Normalerweise werden Ihre Passwörter nicht im Klartext gespeichert. Bevor sie in der Datenbank der jeweiligen Website gespeichert werden, durchlaufen sie einen speziellen Prozess namens Passwort-Hashing, der Passwörter in eine zufällige Zeichenfolge mit einer bestimmten Länge umwandelt. Jedes Mal, wenn Sie sich bei Ihrem Konto anmelden, wird das Passwort durch denselben Einweg-Hashing-Algorithmus verarbeitet.

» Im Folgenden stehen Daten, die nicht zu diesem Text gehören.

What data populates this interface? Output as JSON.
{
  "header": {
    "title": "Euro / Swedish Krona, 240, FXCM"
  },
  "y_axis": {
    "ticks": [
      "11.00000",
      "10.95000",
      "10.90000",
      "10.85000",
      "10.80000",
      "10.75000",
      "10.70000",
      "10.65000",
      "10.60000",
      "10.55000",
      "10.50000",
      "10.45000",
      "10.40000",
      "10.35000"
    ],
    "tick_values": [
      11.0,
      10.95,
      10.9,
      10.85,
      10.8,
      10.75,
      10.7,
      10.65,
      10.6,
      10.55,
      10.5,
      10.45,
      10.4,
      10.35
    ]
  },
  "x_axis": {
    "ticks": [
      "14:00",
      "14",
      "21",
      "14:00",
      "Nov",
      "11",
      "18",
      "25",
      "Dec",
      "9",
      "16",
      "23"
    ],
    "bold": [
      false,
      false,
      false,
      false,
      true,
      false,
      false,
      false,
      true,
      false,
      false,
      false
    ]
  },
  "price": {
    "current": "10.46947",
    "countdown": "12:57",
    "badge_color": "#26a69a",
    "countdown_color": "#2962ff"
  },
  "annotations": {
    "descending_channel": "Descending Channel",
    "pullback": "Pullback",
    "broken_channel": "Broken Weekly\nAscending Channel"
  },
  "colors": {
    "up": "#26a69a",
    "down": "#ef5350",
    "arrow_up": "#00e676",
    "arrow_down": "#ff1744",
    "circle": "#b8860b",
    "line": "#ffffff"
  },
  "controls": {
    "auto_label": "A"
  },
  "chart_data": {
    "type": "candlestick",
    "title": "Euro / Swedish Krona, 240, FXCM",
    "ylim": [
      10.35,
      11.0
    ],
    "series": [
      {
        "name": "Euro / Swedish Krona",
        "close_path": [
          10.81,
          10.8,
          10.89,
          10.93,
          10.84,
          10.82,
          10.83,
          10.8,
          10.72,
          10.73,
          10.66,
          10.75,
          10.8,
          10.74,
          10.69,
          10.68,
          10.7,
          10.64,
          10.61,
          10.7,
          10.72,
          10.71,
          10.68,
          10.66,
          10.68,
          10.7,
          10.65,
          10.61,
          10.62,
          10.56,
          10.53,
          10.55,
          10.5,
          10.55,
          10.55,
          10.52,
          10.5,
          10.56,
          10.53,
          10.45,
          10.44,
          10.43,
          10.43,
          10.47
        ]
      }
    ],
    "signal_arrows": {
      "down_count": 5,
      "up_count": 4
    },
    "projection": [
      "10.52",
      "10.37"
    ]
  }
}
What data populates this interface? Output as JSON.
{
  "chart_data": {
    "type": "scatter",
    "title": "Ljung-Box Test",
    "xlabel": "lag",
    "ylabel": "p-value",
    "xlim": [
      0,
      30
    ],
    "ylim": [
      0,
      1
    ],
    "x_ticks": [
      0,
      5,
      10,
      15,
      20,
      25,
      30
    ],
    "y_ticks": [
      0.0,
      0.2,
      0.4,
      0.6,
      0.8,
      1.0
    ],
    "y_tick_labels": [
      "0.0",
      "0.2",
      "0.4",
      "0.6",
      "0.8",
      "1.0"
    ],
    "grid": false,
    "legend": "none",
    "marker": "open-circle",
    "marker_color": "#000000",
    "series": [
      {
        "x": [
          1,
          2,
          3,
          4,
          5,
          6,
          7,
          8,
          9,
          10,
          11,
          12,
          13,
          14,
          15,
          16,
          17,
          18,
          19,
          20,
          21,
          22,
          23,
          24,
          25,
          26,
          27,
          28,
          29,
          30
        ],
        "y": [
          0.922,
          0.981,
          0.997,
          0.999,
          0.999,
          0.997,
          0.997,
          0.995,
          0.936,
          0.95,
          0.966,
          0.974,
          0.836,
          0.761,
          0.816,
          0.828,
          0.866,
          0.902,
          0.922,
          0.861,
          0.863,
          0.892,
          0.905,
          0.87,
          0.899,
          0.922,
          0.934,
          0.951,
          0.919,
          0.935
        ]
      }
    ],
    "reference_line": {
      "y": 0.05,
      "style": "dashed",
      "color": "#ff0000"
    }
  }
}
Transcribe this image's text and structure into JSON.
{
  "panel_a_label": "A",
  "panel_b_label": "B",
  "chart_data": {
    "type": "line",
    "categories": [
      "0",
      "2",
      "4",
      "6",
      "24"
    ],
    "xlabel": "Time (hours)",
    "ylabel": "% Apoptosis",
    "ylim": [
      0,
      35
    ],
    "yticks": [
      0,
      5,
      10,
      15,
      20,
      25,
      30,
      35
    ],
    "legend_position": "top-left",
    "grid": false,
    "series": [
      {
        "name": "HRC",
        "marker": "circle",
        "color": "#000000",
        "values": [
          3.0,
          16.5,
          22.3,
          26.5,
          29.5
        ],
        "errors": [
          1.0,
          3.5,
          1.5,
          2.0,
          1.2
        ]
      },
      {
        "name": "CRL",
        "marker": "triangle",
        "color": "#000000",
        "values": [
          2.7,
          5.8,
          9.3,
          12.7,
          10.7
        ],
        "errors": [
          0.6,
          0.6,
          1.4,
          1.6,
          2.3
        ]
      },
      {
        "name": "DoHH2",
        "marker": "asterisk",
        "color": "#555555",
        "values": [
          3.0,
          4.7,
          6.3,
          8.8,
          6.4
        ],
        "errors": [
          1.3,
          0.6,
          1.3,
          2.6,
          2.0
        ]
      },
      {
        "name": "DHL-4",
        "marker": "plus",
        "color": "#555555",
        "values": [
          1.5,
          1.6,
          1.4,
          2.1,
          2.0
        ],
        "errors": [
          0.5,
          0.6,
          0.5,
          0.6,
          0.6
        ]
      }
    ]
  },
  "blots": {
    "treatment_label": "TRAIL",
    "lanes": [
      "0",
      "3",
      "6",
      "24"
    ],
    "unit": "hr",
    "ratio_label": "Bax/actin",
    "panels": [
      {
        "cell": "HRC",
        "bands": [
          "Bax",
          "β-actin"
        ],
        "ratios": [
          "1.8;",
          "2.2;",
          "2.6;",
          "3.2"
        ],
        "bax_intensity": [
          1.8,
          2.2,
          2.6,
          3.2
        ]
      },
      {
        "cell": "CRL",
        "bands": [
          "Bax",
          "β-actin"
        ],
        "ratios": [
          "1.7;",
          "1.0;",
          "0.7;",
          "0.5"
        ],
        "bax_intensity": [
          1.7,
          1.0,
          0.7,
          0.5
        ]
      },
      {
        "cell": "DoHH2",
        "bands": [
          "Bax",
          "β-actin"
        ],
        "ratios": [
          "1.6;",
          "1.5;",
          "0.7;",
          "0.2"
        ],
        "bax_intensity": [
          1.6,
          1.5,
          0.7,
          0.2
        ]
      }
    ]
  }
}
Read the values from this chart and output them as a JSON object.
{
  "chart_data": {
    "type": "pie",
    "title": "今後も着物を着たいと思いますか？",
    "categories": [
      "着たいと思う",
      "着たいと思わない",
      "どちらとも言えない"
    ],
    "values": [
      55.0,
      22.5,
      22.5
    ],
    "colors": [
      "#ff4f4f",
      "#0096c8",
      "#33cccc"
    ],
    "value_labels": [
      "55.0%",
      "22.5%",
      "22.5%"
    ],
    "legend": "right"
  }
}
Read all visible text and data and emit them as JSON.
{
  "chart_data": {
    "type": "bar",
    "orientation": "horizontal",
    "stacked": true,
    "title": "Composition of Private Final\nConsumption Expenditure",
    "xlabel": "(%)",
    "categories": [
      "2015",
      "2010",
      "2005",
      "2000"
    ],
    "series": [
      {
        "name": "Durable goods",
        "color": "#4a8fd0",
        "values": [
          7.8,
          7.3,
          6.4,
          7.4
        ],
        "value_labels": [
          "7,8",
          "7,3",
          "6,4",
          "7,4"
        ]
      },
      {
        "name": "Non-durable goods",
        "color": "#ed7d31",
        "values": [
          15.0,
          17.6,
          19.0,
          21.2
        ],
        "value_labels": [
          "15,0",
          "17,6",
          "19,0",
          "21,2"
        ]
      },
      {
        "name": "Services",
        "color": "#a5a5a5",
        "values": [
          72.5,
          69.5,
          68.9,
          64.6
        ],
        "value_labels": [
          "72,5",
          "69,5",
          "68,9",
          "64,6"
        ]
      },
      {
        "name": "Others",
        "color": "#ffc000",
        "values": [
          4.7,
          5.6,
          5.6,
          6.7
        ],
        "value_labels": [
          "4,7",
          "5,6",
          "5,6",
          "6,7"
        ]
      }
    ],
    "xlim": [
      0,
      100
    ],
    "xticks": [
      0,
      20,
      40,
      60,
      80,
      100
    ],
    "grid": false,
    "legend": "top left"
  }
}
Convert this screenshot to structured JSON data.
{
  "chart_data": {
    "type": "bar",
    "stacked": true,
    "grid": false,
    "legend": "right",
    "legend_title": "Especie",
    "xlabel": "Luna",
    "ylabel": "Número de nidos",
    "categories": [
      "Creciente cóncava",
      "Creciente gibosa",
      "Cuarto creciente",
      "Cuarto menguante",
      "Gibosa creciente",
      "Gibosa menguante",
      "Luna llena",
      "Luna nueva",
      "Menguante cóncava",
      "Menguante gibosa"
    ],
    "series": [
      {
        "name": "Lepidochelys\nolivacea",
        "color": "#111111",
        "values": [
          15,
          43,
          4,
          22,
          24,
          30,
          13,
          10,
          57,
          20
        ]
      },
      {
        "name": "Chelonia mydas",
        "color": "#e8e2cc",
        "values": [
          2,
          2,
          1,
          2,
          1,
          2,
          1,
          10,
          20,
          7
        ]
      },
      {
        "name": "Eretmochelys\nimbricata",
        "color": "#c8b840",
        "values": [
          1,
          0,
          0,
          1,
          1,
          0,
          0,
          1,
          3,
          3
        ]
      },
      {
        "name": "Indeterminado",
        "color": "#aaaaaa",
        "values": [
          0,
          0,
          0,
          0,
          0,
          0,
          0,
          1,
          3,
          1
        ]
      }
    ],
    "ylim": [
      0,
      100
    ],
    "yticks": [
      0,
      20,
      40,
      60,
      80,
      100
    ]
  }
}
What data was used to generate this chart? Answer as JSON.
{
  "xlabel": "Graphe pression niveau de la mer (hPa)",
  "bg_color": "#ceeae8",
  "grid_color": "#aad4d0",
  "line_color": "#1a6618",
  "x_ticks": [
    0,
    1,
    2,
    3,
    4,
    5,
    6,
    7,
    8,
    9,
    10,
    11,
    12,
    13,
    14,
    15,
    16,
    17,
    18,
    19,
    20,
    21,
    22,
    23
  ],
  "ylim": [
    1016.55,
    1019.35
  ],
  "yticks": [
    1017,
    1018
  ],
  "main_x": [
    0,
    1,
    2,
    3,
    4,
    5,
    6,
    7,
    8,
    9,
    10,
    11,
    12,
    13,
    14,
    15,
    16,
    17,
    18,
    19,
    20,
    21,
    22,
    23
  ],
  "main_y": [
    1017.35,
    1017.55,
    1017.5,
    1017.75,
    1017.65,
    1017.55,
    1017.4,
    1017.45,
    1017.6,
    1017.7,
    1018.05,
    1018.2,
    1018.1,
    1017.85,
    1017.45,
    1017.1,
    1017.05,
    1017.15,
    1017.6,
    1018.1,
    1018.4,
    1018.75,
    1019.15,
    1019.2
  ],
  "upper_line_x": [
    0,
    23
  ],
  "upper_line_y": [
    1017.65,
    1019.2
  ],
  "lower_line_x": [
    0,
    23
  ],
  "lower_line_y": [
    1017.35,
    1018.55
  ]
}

Das Ergebnis wird dann mit den Hashes in der Datenbank verglichen, und wenn sie übereinstimmen, wird Ihnen der Zugriff auf das Konto gewährt.

Obwohl dies eine sichere Methode zur Speicherung von Passwörtern zu sein scheint, gibt es dabei ein Problem. Wenn zwei Passwörter identisch sind, ist auch ihr Hash identisch, was es leichter macht, sie zu knacken. An dieser Stelle kommt das Passwort-Salting ins Spiel und löst das Problem. Ein Passwort-Salt ist ein zufälliges Datenelement, das dem Passwort hinzugefügt wird, noch bevor es den Hash-Algorithmus durchläuft. Das Passwort-Salt ist für jeden Benutzer unterschiedlich, wodurch die den einzelnen Passwörtern zugewiesenen Hashes ebenfalls einzigartig sind.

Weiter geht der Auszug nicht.